When we plan a test by thinking of interesting things to try, but without using appropriate statistical methods, the results are often somewhere in between the best and worst case scenarios. The effect is that we don’t understand the effects of variables as well as we could. With several variables, this can easily become a big problem.
WHAT’S THE DAMAGE?
The two mistakes in the sensor test have different consequences. First, by not knowing how much data was needed to determine whether the error improved the vehicle’s ability to avoid detection, it is possible that the test was modified unnecessarily. However, modifying the test incorrectly was the biggest mistake—it resulted in a less accurate understanding of the effect each variable had on the ability of the vehicle to avoid the sensor.
To see the consequences of incorrectly changing the test, it is useful to look at the results of data analysis. Often the most informative way to analyze data is with some kind of statistical analysis. Regression analysis of the Bert and Ernie experiment created the two plots in Figure 2.

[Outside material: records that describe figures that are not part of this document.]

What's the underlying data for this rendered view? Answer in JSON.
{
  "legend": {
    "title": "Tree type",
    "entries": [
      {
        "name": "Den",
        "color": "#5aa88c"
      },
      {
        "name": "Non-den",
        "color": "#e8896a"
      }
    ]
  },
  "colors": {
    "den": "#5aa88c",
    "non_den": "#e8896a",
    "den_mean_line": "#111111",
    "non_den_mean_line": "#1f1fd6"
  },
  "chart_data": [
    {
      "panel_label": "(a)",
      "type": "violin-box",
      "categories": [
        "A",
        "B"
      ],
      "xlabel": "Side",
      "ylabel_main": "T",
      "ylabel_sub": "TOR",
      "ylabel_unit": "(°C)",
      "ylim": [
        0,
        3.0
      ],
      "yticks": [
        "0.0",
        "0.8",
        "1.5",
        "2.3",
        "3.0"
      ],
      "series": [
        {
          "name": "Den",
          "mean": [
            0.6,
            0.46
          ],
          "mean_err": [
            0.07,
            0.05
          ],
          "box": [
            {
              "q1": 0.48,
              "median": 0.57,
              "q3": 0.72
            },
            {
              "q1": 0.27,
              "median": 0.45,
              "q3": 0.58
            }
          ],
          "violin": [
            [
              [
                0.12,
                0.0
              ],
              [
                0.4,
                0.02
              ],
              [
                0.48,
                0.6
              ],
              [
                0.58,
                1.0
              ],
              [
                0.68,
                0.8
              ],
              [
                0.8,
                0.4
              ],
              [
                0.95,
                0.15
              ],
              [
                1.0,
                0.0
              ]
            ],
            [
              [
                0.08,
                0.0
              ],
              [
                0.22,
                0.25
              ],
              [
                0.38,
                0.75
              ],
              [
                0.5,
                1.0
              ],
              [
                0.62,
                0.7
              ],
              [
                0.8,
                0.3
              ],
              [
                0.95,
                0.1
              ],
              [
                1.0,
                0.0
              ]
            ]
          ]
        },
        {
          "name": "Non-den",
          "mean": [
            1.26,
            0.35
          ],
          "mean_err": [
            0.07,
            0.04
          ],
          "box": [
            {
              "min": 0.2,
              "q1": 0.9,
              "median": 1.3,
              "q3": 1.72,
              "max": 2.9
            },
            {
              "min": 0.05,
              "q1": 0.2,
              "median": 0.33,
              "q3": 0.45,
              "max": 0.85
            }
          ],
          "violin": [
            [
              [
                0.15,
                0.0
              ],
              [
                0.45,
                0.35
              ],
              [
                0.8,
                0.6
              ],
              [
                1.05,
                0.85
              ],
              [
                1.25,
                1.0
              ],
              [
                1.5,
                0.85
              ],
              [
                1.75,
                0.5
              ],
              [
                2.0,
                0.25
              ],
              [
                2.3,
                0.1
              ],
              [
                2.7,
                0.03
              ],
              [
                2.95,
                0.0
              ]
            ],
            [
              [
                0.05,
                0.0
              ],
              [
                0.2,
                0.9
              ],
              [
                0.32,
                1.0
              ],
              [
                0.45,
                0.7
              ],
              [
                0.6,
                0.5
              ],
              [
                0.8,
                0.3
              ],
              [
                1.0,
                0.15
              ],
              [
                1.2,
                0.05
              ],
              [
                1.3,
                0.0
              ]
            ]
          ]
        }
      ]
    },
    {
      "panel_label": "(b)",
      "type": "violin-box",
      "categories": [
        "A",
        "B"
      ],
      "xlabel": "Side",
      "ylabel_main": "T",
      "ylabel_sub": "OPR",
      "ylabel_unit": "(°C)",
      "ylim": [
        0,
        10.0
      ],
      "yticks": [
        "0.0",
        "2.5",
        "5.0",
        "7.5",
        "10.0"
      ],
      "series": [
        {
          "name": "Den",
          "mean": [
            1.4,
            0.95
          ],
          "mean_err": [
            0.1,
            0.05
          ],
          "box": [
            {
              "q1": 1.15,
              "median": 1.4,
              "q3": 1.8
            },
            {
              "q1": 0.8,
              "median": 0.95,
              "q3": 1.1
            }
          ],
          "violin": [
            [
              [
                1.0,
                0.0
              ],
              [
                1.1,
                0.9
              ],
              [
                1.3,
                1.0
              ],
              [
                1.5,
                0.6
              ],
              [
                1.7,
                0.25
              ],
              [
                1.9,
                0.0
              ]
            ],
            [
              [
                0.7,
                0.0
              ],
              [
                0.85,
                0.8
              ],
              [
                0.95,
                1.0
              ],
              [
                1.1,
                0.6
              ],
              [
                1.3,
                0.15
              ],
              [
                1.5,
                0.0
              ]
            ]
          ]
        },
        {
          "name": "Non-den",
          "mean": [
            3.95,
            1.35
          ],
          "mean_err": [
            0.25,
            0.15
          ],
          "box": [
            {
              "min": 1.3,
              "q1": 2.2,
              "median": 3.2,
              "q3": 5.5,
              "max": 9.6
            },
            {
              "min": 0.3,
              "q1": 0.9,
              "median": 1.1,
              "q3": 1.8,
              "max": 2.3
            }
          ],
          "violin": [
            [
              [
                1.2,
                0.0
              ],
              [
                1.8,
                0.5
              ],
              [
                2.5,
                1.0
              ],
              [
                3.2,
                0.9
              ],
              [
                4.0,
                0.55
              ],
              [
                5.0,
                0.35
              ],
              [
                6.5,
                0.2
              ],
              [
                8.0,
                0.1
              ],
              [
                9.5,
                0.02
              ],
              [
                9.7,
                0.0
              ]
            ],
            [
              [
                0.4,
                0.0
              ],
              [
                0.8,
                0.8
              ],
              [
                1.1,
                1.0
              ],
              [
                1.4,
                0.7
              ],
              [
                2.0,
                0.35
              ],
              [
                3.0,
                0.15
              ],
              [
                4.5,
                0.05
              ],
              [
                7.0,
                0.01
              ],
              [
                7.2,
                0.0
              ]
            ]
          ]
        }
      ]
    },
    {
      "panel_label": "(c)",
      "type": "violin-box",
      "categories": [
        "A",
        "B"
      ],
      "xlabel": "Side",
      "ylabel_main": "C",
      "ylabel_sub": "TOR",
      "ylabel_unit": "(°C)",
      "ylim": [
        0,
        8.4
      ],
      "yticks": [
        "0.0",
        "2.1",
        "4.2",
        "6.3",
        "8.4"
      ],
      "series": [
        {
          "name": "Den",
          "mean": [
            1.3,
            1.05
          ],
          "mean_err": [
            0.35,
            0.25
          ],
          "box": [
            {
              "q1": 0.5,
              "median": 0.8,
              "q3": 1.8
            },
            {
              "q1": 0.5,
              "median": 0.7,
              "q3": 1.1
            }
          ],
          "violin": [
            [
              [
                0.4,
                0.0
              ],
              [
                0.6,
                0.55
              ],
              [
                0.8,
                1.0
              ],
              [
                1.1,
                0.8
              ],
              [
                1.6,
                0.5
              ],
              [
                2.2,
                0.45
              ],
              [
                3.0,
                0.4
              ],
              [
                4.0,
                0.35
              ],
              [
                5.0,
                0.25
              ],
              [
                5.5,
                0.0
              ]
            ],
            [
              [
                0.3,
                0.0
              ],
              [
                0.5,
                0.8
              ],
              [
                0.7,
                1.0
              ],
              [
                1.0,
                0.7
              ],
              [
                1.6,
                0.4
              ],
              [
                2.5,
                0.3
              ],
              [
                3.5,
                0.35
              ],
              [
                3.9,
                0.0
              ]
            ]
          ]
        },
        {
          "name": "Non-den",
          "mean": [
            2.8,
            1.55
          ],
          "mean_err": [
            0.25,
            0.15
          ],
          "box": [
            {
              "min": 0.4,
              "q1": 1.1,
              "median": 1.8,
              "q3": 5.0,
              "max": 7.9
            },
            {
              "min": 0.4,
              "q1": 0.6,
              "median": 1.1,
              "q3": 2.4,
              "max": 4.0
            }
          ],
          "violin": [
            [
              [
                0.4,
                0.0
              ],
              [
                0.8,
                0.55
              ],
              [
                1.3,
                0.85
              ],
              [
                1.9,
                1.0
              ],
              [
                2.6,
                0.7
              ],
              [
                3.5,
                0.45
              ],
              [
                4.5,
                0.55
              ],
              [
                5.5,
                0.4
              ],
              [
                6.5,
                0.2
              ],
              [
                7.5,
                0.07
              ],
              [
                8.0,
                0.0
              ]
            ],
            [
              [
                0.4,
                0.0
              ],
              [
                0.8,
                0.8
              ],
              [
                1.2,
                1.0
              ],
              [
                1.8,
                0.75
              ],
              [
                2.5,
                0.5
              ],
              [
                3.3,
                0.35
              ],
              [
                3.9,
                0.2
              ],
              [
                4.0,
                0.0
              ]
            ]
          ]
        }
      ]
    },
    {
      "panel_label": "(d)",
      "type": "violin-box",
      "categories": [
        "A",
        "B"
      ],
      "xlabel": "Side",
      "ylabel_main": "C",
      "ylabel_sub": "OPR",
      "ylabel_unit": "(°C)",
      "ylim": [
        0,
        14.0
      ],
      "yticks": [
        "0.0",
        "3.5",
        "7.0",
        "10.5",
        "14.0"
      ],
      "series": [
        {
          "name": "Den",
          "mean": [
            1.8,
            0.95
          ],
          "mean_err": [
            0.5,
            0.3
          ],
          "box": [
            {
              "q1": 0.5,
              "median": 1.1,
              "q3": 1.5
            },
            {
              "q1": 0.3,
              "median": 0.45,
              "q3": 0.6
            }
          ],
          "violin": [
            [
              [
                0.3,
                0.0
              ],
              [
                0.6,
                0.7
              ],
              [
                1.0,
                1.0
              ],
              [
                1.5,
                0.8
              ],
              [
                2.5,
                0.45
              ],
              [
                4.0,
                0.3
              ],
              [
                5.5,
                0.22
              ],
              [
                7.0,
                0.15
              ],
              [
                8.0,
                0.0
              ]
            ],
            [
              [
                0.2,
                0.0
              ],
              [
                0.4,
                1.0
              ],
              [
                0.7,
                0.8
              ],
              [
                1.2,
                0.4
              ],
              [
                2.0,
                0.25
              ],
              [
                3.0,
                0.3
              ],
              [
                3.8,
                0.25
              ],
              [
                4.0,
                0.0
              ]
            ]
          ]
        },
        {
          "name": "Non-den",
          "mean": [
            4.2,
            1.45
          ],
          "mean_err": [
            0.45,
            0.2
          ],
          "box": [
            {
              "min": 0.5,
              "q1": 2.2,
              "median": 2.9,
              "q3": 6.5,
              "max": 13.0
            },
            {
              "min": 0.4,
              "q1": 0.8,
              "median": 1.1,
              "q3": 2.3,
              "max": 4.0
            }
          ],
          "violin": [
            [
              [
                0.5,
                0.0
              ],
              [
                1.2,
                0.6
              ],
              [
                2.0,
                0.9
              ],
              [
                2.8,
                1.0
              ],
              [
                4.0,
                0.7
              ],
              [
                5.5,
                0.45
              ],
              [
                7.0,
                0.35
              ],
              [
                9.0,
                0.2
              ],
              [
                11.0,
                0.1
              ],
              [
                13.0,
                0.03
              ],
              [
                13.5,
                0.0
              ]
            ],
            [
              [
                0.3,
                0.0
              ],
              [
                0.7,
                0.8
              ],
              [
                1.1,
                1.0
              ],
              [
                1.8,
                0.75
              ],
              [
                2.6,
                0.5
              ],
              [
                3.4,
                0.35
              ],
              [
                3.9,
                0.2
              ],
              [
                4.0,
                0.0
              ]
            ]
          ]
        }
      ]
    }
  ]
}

The plots show the results of analysis for two experiments. The plot on the left is from analysis of a well-designed experiment and on the right from a poorly designed experiment. The black dots represent the estimated or most likely value of the average distance that Bert and Ernie push the box. Notice that the black dots are in similar places on both plots, meaning that the estimated values are similar from both the good and bad experiments.
Values within the ranges of the bars are those that are reasonably believable based on the data. These ranges represent the uncertainty in our conclusions regarding how far Bert and Ernie push the box on average. Notice there is much more uncertainty in the plot on the right from the poorly designed experiment. Using the plot from the well-designed experiment on the left, we can conclude with little risk that Ernie is pushing harder than Bert.
This increase in uncertainty is a result of the ways the tests were planned. The increase is moderate compared to what can easily occur. Because of the increased uncertainty, there will be more risk involved for any decision that depends on understanding how hard each of them pushes.
In the sensor example, the way the test was modified caused uncertainty to increase so much that we could not form any meaningful conclusions about how the error or several of the other test variables affected the ability of the vehicle to avoid the sensor.
Changing the sensor test appears to have been unwarranted, and the way it was changed increased the uncertainty in our conclusions to the extent that they were not useful.
This sidebar was published to accompany the article “THE OVERSIZED POWER OF SMALL DATA” published in the Summer 2021 Issue of Army AL&T Magazine.